Because you're thinking along the lines of well,

my null hypothesis is that my labels A and B are exchangeable between the groups.

so either way it kind of make sense.

but it, it changes your interpretation a little

bit of the, of the test in either way.

But at any rate, the Fisher's exact test, the rank sum test, Fisher's exact test,

which works on collections of binary data, Fish-,

the rank sum test, which works on ranking

the observations.

And then the permutation tests all have the same basic principle.

Is that, under the null hypothesis, however we're interpreting it, is that

treatment labels are the NA and NB treatment labels, are exchangeable.

And our null distribution is obtained by

permuting those labels across the values in, in

Fisher's exact test, and the permutation test,

we're permuting them across the actual observed values.

And then in the rank sum test, we're converting the

data to ranks first, and then permuting across the ranks.

So just to reiterate, this is an easy way

to produce a null distribution for test of equal distribution.

It has kind of a similar flavor to the bootstrap, maybe not exactly.

this, this produces an exact test.

it's less robust but more powerful than, than, than

rank sum tests, because you're not throwing away the data.

With rank sum tests, you throw away the actual units

and you go to with ranks so you gain robustness

at the expense of power.

This, you get a little bit more power under certain assumptions.

but you lose some of that robustness.

It, it's very popular in, in large scale, big

data applications, like genomics, for example, and neuro imaging.

So this final picture is just what you

would aspire to get from a permutation test.

You would permute method A, method B labels.

You would say, calculate the T statistic as

if the permuted labels were the observed labels.

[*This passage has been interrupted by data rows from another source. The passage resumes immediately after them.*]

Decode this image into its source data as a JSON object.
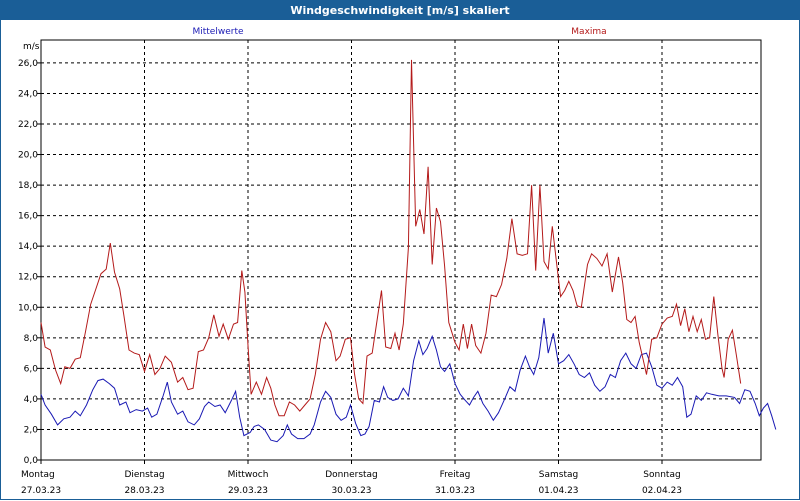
{
  "window": {
    "title": "Windgeschwindigkeit [m/s] skaliert"
  },
  "colors": {
    "mean": "#1a1ab4",
    "max": "#b41a1a",
    "titlebar": "#1a5e97",
    "grid": "#000000"
  },
  "chart_data": {
    "type": "line",
    "title": "Windgeschwindigkeit [m/s] skaliert",
    "ylabel": "m/s",
    "ylim": [
      0,
      27.5
    ],
    "yticks": [
      "0,0",
      "2,0",
      "4,0",
      "6,0",
      "8,0",
      "10,0",
      "12,0",
      "14,0",
      "16,0",
      "18,0",
      "20,0",
      "22,0",
      "24,0",
      "26,0"
    ],
    "xlim": [
      0,
      7
    ],
    "days": [
      {
        "name": "Montag",
        "date": "27.03.23"
      },
      {
        "name": "Dienstag",
        "date": "28.03.23"
      },
      {
        "name": "Mittwoch",
        "date": "29.03.23"
      },
      {
        "name": "Donnerstag",
        "date": "30.03.23"
      },
      {
        "name": "Freitag",
        "date": "31.03.23"
      },
      {
        "name": "Samstag",
        "date": "01.04.23"
      },
      {
        "name": "Sonntag",
        "date": "02.04.23"
      }
    ],
    "grid": true,
    "series": [
      {
        "name": "Mittelwerte",
        "color": "#1a1ab4",
        "points": [
          [
            0,
            4.3
          ],
          [
            0.04,
            3.6
          ],
          [
            0.1,
            3.0
          ],
          [
            0.16,
            2.3
          ],
          [
            0.22,
            2.7
          ],
          [
            0.28,
            2.8
          ],
          [
            0.33,
            3.2
          ],
          [
            0.38,
            2.9
          ],
          [
            0.44,
            3.6
          ],
          [
            0.5,
            4.6
          ],
          [
            0.55,
            5.2
          ],
          [
            0.6,
            5.3
          ],
          [
            0.66,
            5.0
          ],
          [
            0.71,
            4.7
          ],
          [
            0.76,
            3.6
          ],
          [
            0.82,
            3.8
          ],
          [
            0.86,
            3.1
          ],
          [
            0.92,
            3.3
          ],
          [
            0.98,
            3.2
          ],
          [
            1.03,
            3.4
          ],
          [
            1.07,
            2.8
          ],
          [
            1.12,
            3.0
          ],
          [
            1.18,
            4.2
          ],
          [
            1.22,
            5.1
          ],
          [
            1.26,
            3.8
          ],
          [
            1.32,
            3.0
          ],
          [
            1.37,
            3.2
          ],
          [
            1.42,
            2.5
          ],
          [
            1.48,
            2.3
          ],
          [
            1.53,
            2.7
          ],
          [
            1.58,
            3.5
          ],
          [
            1.62,
            3.8
          ],
          [
            1.68,
            3.5
          ],
          [
            1.73,
            3.6
          ],
          [
            1.78,
            3.1
          ],
          [
            1.84,
            3.9
          ],
          [
            1.88,
            4.5
          ],
          [
            1.92,
            2.8
          ],
          [
            1.96,
            1.6
          ],
          [
            2.02,
            1.8
          ],
          [
            2.06,
            2.2
          ],
          [
            2.1,
            2.3
          ],
          [
            2.16,
            2.0
          ],
          [
            2.22,
            1.3
          ],
          [
            2.28,
            1.2
          ],
          [
            2.34,
            1.6
          ],
          [
            2.38,
            2.3
          ],
          [
            2.42,
            1.7
          ],
          [
            2.48,
            1.4
          ],
          [
            2.54,
            1.4
          ],
          [
            2.6,
            1.7
          ],
          [
            2.64,
            2.3
          ],
          [
            2.7,
            3.8
          ],
          [
            2.75,
            4.5
          ],
          [
            2.8,
            4.1
          ],
          [
            2.85,
            3.0
          ],
          [
            2.9,
            2.6
          ],
          [
            2.95,
            2.8
          ],
          [
            2.99,
            3.6
          ],
          [
            3.04,
            2.4
          ],
          [
            3.09,
            1.6
          ],
          [
            3.13,
            1.7
          ],
          [
            3.17,
            2.2
          ],
          [
            3.22,
            3.9
          ],
          [
            3.27,
            3.8
          ],
          [
            3.31,
            4.8
          ],
          [
            3.35,
            4.1
          ],
          [
            3.4,
            3.9
          ],
          [
            3.45,
            4.0
          ],
          [
            3.5,
            4.7
          ],
          [
            3.55,
            4.2
          ],
          [
            3.6,
            6.5
          ],
          [
            3.65,
            7.8
          ],
          [
            3.69,
            6.9
          ],
          [
            3.73,
            7.3
          ],
          [
            3.78,
            8.1
          ],
          [
            3.82,
            7.2
          ],
          [
            3.86,
            6.1
          ],
          [
            3.9,
            5.8
          ],
          [
            3.95,
            6.3
          ],
          [
            4.0,
            5.0
          ],
          [
            4.05,
            4.3
          ],
          [
            4.1,
            3.9
          ],
          [
            4.14,
            3.6
          ],
          [
            4.18,
            4.1
          ],
          [
            4.22,
            4.5
          ],
          [
            4.27,
            3.7
          ],
          [
            4.32,
            3.2
          ],
          [
            4.37,
            2.6
          ],
          [
            4.42,
            3.1
          ],
          [
            4.48,
            4.0
          ],
          [
            4.53,
            4.8
          ],
          [
            4.58,
            4.5
          ],
          [
            4.63,
            5.9
          ],
          [
            4.68,
            6.8
          ],
          [
            4.72,
            6.1
          ],
          [
            4.76,
            5.6
          ],
          [
            4.81,
            6.7
          ],
          [
            4.86,
            9.3
          ],
          [
            4.9,
            7.0
          ],
          [
            4.95,
            8.3
          ],
          [
            5.0,
            6.3
          ],
          [
            5.05,
            6.5
          ],
          [
            5.1,
            6.9
          ],
          [
            5.15,
            6.3
          ],
          [
            5.2,
            5.6
          ],
          [
            5.25,
            5.4
          ],
          [
            5.3,
            5.7
          ],
          [
            5.35,
            4.9
          ],
          [
            5.4,
            4.5
          ],
          [
            5.45,
            4.8
          ],
          [
            5.5,
            5.6
          ],
          [
            5.55,
            5.4
          ],
          [
            5.6,
            6.5
          ],
          [
            5.65,
            7.0
          ],
          [
            5.7,
            6.3
          ],
          [
            5.75,
            6.0
          ],
          [
            5.8,
            6.9
          ],
          [
            5.85,
            7.0
          ],
          [
            5.9,
            6.1
          ],
          [
            5.95,
            4.9
          ],
          [
            6.0,
            4.7
          ],
          [
            6.05,
            5.1
          ],
          [
            6.1,
            4.9
          ],
          [
            6.15,
            5.4
          ],
          [
            6.2,
            4.8
          ],
          [
            6.24,
            2.8
          ],
          [
            6.28,
            3.0
          ],
          [
            6.33,
            4.2
          ],
          [
            6.38,
            3.9
          ],
          [
            6.43,
            4.4
          ],
          [
            6.48,
            4.3
          ],
          [
            6.55,
            4.2
          ],
          [
            6.62,
            4.2
          ],
          [
            6.7,
            4.1
          ],
          [
            6.75,
            3.7
          ],
          [
            6.8,
            4.6
          ],
          [
            6.85,
            4.5
          ],
          [
            6.9,
            3.7
          ],
          [
            6.94,
            2.9
          ],
          [
            6.98,
            3.4
          ],
          [
            7.02,
            3.7
          ],
          [
            7.06,
            2.9
          ],
          [
            7.1,
            2.0
          ]
        ]
      },
      {
        "name": "Maxima",
        "color": "#b41a1a",
        "points": [
          [
            0,
            9.0
          ],
          [
            0.04,
            7.4
          ],
          [
            0.09,
            7.2
          ],
          [
            0.14,
            5.9
          ],
          [
            0.19,
            5.0
          ],
          [
            0.23,
            6.1
          ],
          [
            0.28,
            6.0
          ],
          [
            0.33,
            6.6
          ],
          [
            0.38,
            6.7
          ],
          [
            0.43,
            8.4
          ],
          [
            0.48,
            10.2
          ],
          [
            0.53,
            11.2
          ],
          [
            0.58,
            12.2
          ],
          [
            0.63,
            12.5
          ],
          [
            0.67,
            14.2
          ],
          [
            0.71,
            12.3
          ],
          [
            0.76,
            11.2
          ],
          [
            0.8,
            9.5
          ],
          [
            0.85,
            7.2
          ],
          [
            0.9,
            7.0
          ],
          [
            0.95,
            6.9
          ],
          [
            1.0,
            5.8
          ],
          [
            1.05,
            6.9
          ],
          [
            1.1,
            5.6
          ],
          [
            1.15,
            6.0
          ],
          [
            1.2,
            6.8
          ],
          [
            1.26,
            6.4
          ],
          [
            1.32,
            5.1
          ],
          [
            1.37,
            5.4
          ],
          [
            1.42,
            4.6
          ],
          [
            1.47,
            4.7
          ],
          [
            1.52,
            7.1
          ],
          [
            1.57,
            7.2
          ],
          [
            1.62,
            8.0
          ],
          [
            1.67,
            9.5
          ],
          [
            1.72,
            8.1
          ],
          [
            1.76,
            8.9
          ],
          [
            1.81,
            7.9
          ],
          [
            1.86,
            8.9
          ],
          [
            1.9,
            9.0
          ],
          [
            1.94,
            12.4
          ],
          [
            1.97,
            11.0
          ],
          [
            2.0,
            7.5
          ],
          [
            2.03,
            4.3
          ],
          [
            2.08,
            5.1
          ],
          [
            2.13,
            4.3
          ],
          [
            2.18,
            5.4
          ],
          [
            2.22,
            4.7
          ],
          [
            2.26,
            3.6
          ],
          [
            2.3,
            2.9
          ],
          [
            2.35,
            2.9
          ],
          [
            2.4,
            3.8
          ],
          [
            2.45,
            3.6
          ],
          [
            2.5,
            3.2
          ],
          [
            2.55,
            3.6
          ],
          [
            2.6,
            4.0
          ],
          [
            2.65,
            5.6
          ],
          [
            2.7,
            7.9
          ],
          [
            2.75,
            9.0
          ],
          [
            2.8,
            8.4
          ],
          [
            2.85,
            6.5
          ],
          [
            2.89,
            6.8
          ],
          [
            2.94,
            7.9
          ],
          [
            2.99,
            8.0
          ],
          [
            3.03,
            5.6
          ],
          [
            3.07,
            4.0
          ],
          [
            3.11,
            3.7
          ],
          [
            3.15,
            6.8
          ],
          [
            3.2,
            7.0
          ],
          [
            3.25,
            9.3
          ],
          [
            3.29,
            11.1
          ],
          [
            3.33,
            7.4
          ],
          [
            3.38,
            7.3
          ],
          [
            3.42,
            8.3
          ],
          [
            3.46,
            7.2
          ],
          [
            3.5,
            8.9
          ],
          [
            3.55,
            13.9
          ],
          [
            3.58,
            26.2
          ],
          [
            3.62,
            15.3
          ],
          [
            3.66,
            16.4
          ],
          [
            3.7,
            14.8
          ],
          [
            3.74,
            19.2
          ],
          [
            3.78,
            12.8
          ],
          [
            3.82,
            16.5
          ],
          [
            3.86,
            15.6
          ],
          [
            3.9,
            12.7
          ],
          [
            3.94,
            9.0
          ],
          [
            4.0,
            7.7
          ],
          [
            4.04,
            7.2
          ],
          [
            4.08,
            8.9
          ],
          [
            4.12,
            7.3
          ],
          [
            4.16,
            8.9
          ],
          [
            4.2,
            7.5
          ],
          [
            4.25,
            7.0
          ],
          [
            4.3,
            8.3
          ],
          [
            4.35,
            10.8
          ],
          [
            4.4,
            10.7
          ],
          [
            4.45,
            11.5
          ],
          [
            4.5,
            13.2
          ],
          [
            4.55,
            15.8
          ],
          [
            4.6,
            13.5
          ],
          [
            4.65,
            13.4
          ],
          [
            4.7,
            13.5
          ],
          [
            4.74,
            18.0
          ],
          [
            4.78,
            12.4
          ],
          [
            4.82,
            18.0
          ],
          [
            4.86,
            13.0
          ],
          [
            4.9,
            12.5
          ],
          [
            4.94,
            15.3
          ],
          [
            4.98,
            13.0
          ],
          [
            5.02,
            10.7
          ],
          [
            5.06,
            11.1
          ],
          [
            5.1,
            11.7
          ],
          [
            5.14,
            11.1
          ],
          [
            5.18,
            10.1
          ],
          [
            5.22,
            10.0
          ],
          [
            5.28,
            12.8
          ],
          [
            5.32,
            13.5
          ],
          [
            5.37,
            13.2
          ],
          [
            5.42,
            12.7
          ],
          [
            5.47,
            13.5
          ],
          [
            5.52,
            11.0
          ],
          [
            5.58,
            13.3
          ],
          [
            5.62,
            11.6
          ],
          [
            5.66,
            9.2
          ],
          [
            5.7,
            9.0
          ],
          [
            5.74,
            9.4
          ],
          [
            5.78,
            7.7
          ],
          [
            5.82,
            6.5
          ],
          [
            5.85,
            5.6
          ],
          [
            5.9,
            7.9
          ],
          [
            5.95,
            8.0
          ],
          [
            6.0,
            8.9
          ],
          [
            6.05,
            9.3
          ],
          [
            6.1,
            9.4
          ],
          [
            6.14,
            10.2
          ],
          [
            6.18,
            8.8
          ],
          [
            6.22,
            9.9
          ],
          [
            6.26,
            8.4
          ],
          [
            6.3,
            9.4
          ],
          [
            6.34,
            8.4
          ],
          [
            6.38,
            9.2
          ],
          [
            6.42,
            7.9
          ],
          [
            6.46,
            8.0
          ],
          [
            6.5,
            10.7
          ],
          [
            6.54,
            8.2
          ],
          [
            6.58,
            6.0
          ],
          [
            6.6,
            5.4
          ],
          [
            6.64,
            7.9
          ],
          [
            6.68,
            8.5
          ],
          [
            6.72,
            6.8
          ],
          [
            6.76,
            5.0
          ]
        ]
      }
    ]
  }
}
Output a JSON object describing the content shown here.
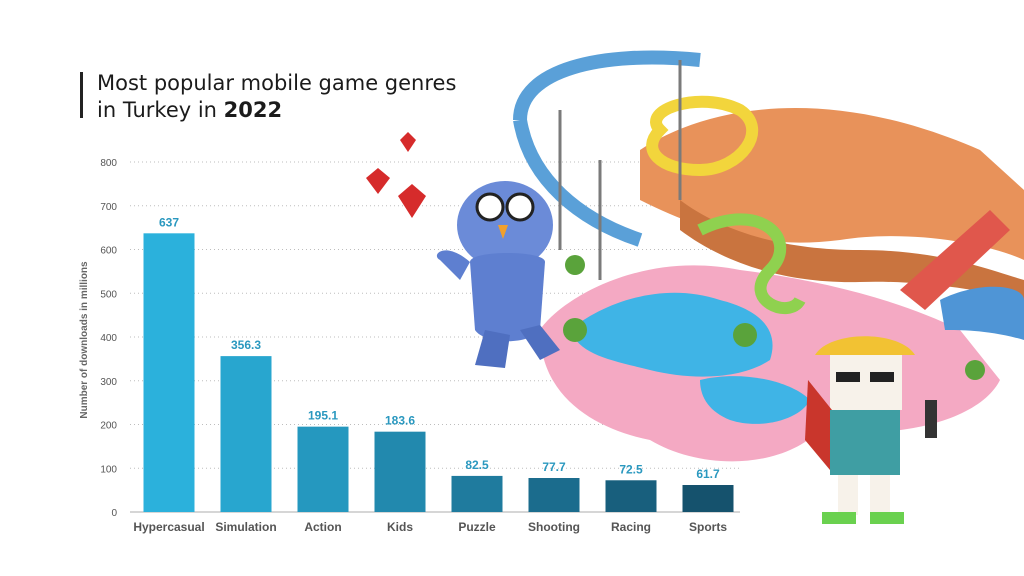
{
  "title": {
    "line1": "Most popular mobile game genres",
    "line2_prefix": "in Turkey in ",
    "line2_year": "2022"
  },
  "colors": {
    "bars": [
      "#2bb1dc",
      "#28a6cf",
      "#2598bf",
      "#2289ae",
      "#1f7b9e",
      "#1b6c8d",
      "#185f7d",
      "#15526d"
    ],
    "label": "#2a98bf",
    "grid": "#bdbdbd",
    "axis_text": "#555555"
  },
  "chart_data": {
    "type": "bar",
    "categories": [
      "Hypercasual",
      "Simulation",
      "Action",
      "Kids",
      "Puzzle",
      "Shooting",
      "Racing",
      "Sports"
    ],
    "values": [
      637,
      356.3,
      195.1,
      183.6,
      82.5,
      77.7,
      72.5,
      61.7
    ],
    "value_labels": [
      "637",
      "356.3",
      "195.1",
      "183.6",
      "82.5",
      "77.7",
      "72.5",
      "61.7"
    ],
    "title": "Most popular mobile game genres in Turkey in 2022",
    "xlabel": "",
    "ylabel": "Number of downloads in millions",
    "ylim": [
      0,
      800
    ],
    "yticks": [
      0,
      100,
      200,
      300,
      400,
      500,
      600,
      700,
      800
    ],
    "grid": true,
    "legend": "none"
  },
  "illustration": {
    "icons": [
      "hearts-icon",
      "penguin-character-icon",
      "waterpark-icon",
      "cat-character-icon"
    ]
  }
}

And you'd do that over and over again.

And you get a null distribution of T statistics, right?

And then you, this vertical line is where

our absolute, our, our actual T statistic occurred.

And then,

if that's the case, then you or whatever statistic, it doesn't have

to be a T statistic, but that's a reasonable statistic to do.

And then the percentage of the simulated statistics that are

more extreme than our observed statistic is our exact P value.

So that's a, that's a permutation test.

if you were to do it with the ranks,

then this would just be simulating the, the, the exact

small sample distribution of the rank sum statistic.

If you're do it with a raw data, then it's a so-called permutation test, and so on.